O Charlie Hebdo recusava-se a ser perseguido. Sempre foi uma voz de oposição intransigente a qualquer tipo de censura e pagou um alto preço por isso. Em 2011, seus escritórios foram incendiados por uma bomba depois que anunciou que pretendia fazer uma edição especial com o profeta Maomé como editor convidado. E há um ano sofreu um ataque indefensável e intolerável à sua redação.
O aniversário lembra-nos como os jornalistas precisam equilibrar cuidadosamente os direitos de liberdade de expressão com a obrigação de mostrar bondade e sensibilidade para com os direitos dos outros e particularmente precaver-se do discurso do ódio – em especial por parte da ala populista da política inescrupulosa. Nós já ouvimos essas vozes no debate acalorado sobre a crise de imigrantes e refugiados na Europa, assim como nos Estados Unidos, onde Donald Trump fez da islamofobia um ponto central em sua pretensão de ser o candidato a presidente pelo Partido Republicano.
Os meios de comunicação devem se precaver contra os que querem usá-los para inspirar ações de ódio ou para incentivar a islamofobia. Devem fazer o possível para baixar a temperatura política e evitar dar cobertura a tratamentos abusivos ou ações de discriminação contra comunidades muçulmanas.
Uma nova era de comunicações públicas
Vivemos uma época de um jornalismo refletido, quando todos os profissionais da mídia e mesmo aqueles pretensos jornalistas de fora das redações precisam pensar cuidadosamente sobre as consequências daquilo que escrevem e das imagens que mostram.
Os colegas que morreram na redação do Charlie Hebdo não eram defensores da violência ou do ódio. Na verdade, o semanário sempre utilizou sua energia criativa para mostrar que as posições políticas podem e devem ser debatidas numa plataforma em que o respeito pelo pluralismo signifique que todas as opiniões – mesmo aquelas com que discordamos intensamente – têm o direito de ser ouvidas e ninguém – acima de tudo os que negociam assassinato e barbárie – tem o direito de dizer o contrário.
Mas nunca devemos esquecer que cada país tem seus próprios limites para a liberdade de expressão. Como destacou o jornalista e escritor Gary Younge escrevendo no jornal The Guardian um ano atrás, no contexto do Charlie Hebdo a questão da liberdade de expressão é complexa. A França, com todas as suas tradições de liberdade, foi o país em que, em 2005, o jornal Le Monde foi considerado culpado de “difamação racista” contra Israel e o povo judeu. Em 2008, um cartunista do Charlie Hebdo foi demitido depois que se recusou a pedir desculpas por fazer observações antissemitas numa coluna. E dois anos antes do jornal Jyllands Posten publicar, em 2005, as caricaturas de Maomé, ele recusou uns desenhos que sugeriam uma abordagem pouco séria da ressurreição de Cristo por medo que “provocassem uma indignação”.
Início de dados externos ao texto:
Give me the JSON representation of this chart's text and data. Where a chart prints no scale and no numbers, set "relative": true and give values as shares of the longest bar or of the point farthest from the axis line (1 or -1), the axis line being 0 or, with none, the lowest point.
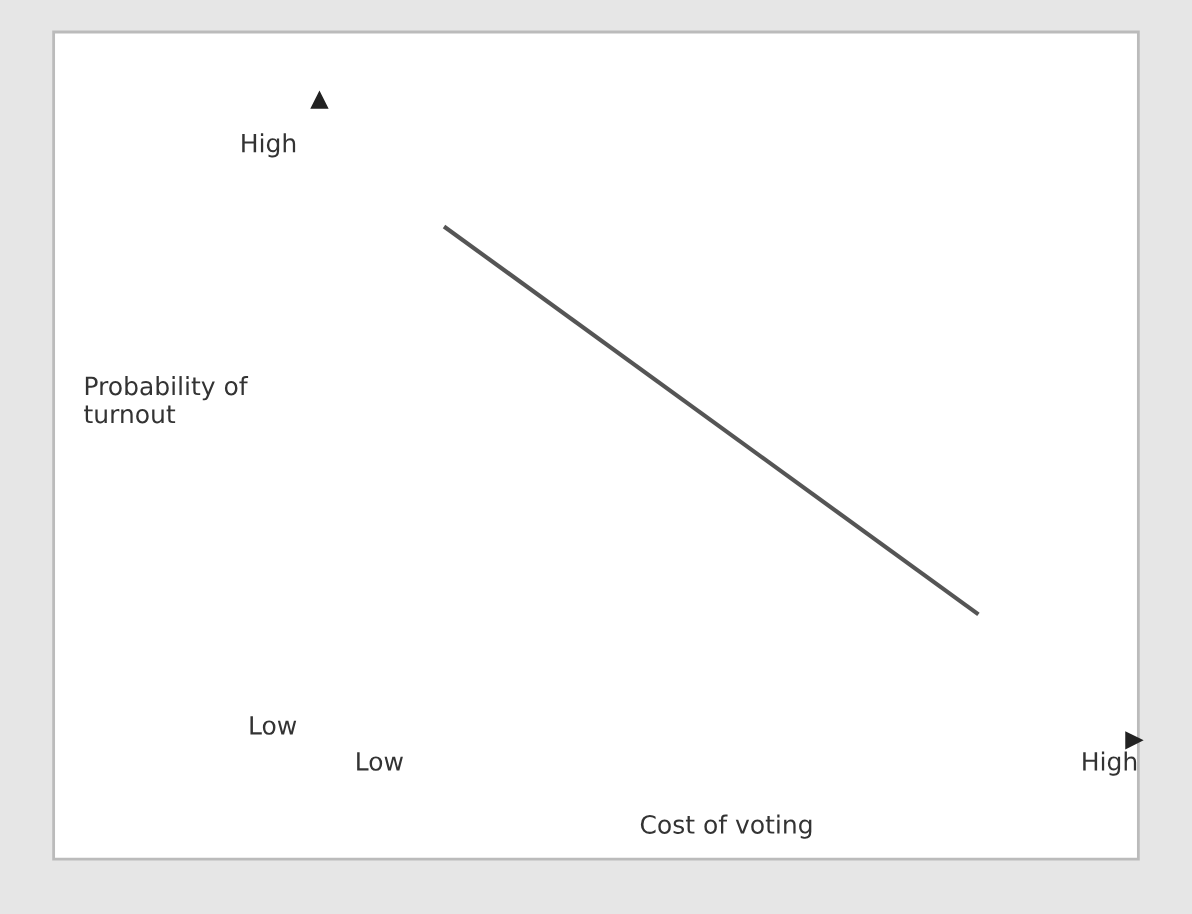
{
  "chart_data": {
    "type": "line",
    "relative": true,
    "xlabel": "Cost of voting",
    "ylabel": "Probability of\nturnout",
    "categories": [
      "Low",
      null,
      null,
      null,
      null,
      null,
      null,
      null,
      null,
      null,
      null,
      "High"
    ],
    "values": [
      null,
      1,
      null,
      null,
      null,
      null,
      null,
      null,
      null,
      0,
      null,
      null
    ],
    "color": "#555555",
    "annotations": [
      "High",
      "Low"
    ],
    "tick_labels": "x",
    "marker": "none",
    "line_style": "solid"
  }
}
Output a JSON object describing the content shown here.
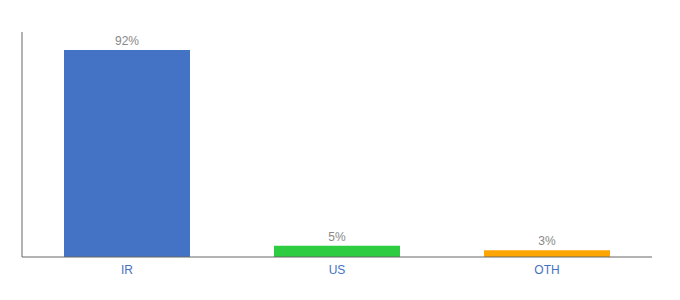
{
  "chart_data": {
    "type": "bar",
    "categories": [
      "IR",
      "US",
      "OTH"
    ],
    "values": [
      92,
      5,
      3
    ],
    "value_labels": [
      "92%",
      "5%",
      "3%"
    ],
    "colors": [
      "#4472C4",
      "#2ECC40",
      "#FFA500"
    ],
    "ylim": [
      0,
      100
    ],
    "data_labels": true,
    "tick_labels": "x",
    "grid": false
  }
}
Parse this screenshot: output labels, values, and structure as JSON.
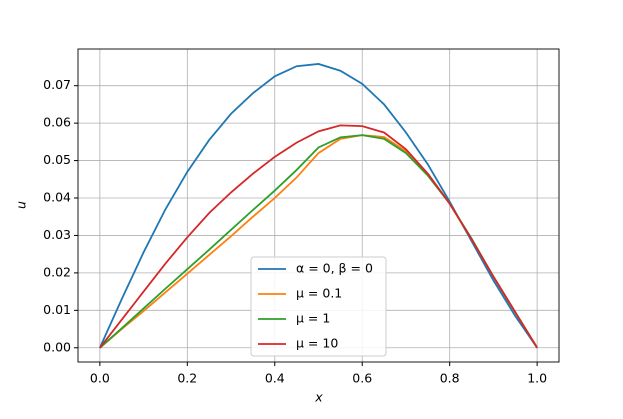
{
  "chart_data": {
    "type": "line",
    "x_label": "x",
    "y_label": "u",
    "x": [
      0,
      0.05,
      0.1,
      0.15,
      0.2,
      0.25,
      0.3,
      0.35,
      0.4,
      0.45,
      0.5,
      0.55,
      0.6,
      0.65,
      0.7,
      0.75,
      0.8,
      0.85,
      0.9,
      0.95,
      1.0
    ],
    "series": [
      {
        "name": "α = 0, β = 0",
        "color": "#1f77b4",
        "values": [
          0,
          0.013,
          0.0255,
          0.037,
          0.047,
          0.0555,
          0.0625,
          0.068,
          0.0725,
          0.0752,
          0.0758,
          0.074,
          0.0705,
          0.065,
          0.0575,
          0.049,
          0.039,
          0.0285,
          0.018,
          0.0085,
          0
        ]
      },
      {
        "name": "μ = 0.1",
        "color": "#ff7f0e",
        "values": [
          0,
          0.005,
          0.0098,
          0.0148,
          0.0198,
          0.0248,
          0.0298,
          0.035,
          0.04,
          0.0455,
          0.052,
          0.0558,
          0.0568,
          0.0563,
          0.0525,
          0.0465,
          0.0385,
          0.029,
          0.019,
          0.0095,
          0
        ]
      },
      {
        "name": "μ = 1",
        "color": "#2ca02c",
        "values": [
          0,
          0.0052,
          0.0105,
          0.0158,
          0.021,
          0.0262,
          0.0315,
          0.0368,
          0.042,
          0.0475,
          0.0535,
          0.0562,
          0.0568,
          0.0558,
          0.052,
          0.046,
          0.0385,
          0.0292,
          0.019,
          0.0095,
          0
        ]
      },
      {
        "name": "μ = 10",
        "color": "#d62728",
        "values": [
          0,
          0.0075,
          0.015,
          0.0225,
          0.0295,
          0.036,
          0.0415,
          0.0465,
          0.051,
          0.0548,
          0.0578,
          0.0594,
          0.0592,
          0.0575,
          0.053,
          0.0465,
          0.0385,
          0.029,
          0.019,
          0.0095,
          0
        ]
      }
    ],
    "xlim": [
      -0.05,
      1.05
    ],
    "ylim": [
      -0.0038,
      0.0798
    ],
    "xticks": [
      {
        "value": 0,
        "label": "0.0"
      },
      0.2,
      0.4,
      0.6,
      0.8,
      {
        "value": 1,
        "label": "1.0"
      }
    ],
    "yticks": [
      {
        "value": 0,
        "label": "0.00"
      },
      {
        "value": 0.01,
        "label": "0.01"
      },
      {
        "value": 0.02,
        "label": "0.02"
      },
      {
        "value": 0.03,
        "label": "0.03"
      },
      {
        "value": 0.04,
        "label": "0.04"
      },
      {
        "value": 0.05,
        "label": "0.05"
      },
      {
        "value": 0.06,
        "label": "0.06"
      },
      {
        "value": 0.07,
        "label": "0.07"
      }
    ],
    "grid": true,
    "legend": "lower center"
  }
}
Longe de ser “sagrada”, a liberdade de expressão é sempre imprevisível, argumenta Gary Younge. Todas as sociedades estabelecem limites. Estes, muitas vezes são imprecisos e mudam constantemente. Existe um debate contínuo sobre o que constitui padrões aceitáveis do discurso público quando se trata de suscetibilidades culturais, raciais e religiosas. É por isso que a Ethical Journalism Network vai lançar, em 2017, uma nova campanha para promover a liberdade de expressão através de comunicações éticas e baseadas em valores.
O jornalismo tem seus próprios princípios fundamentais, que abrangem exatidão, lealdade, humanidade, independência e transparência e estes podem fornecer uma base para uma nova era de comunicações públicas respeitosas.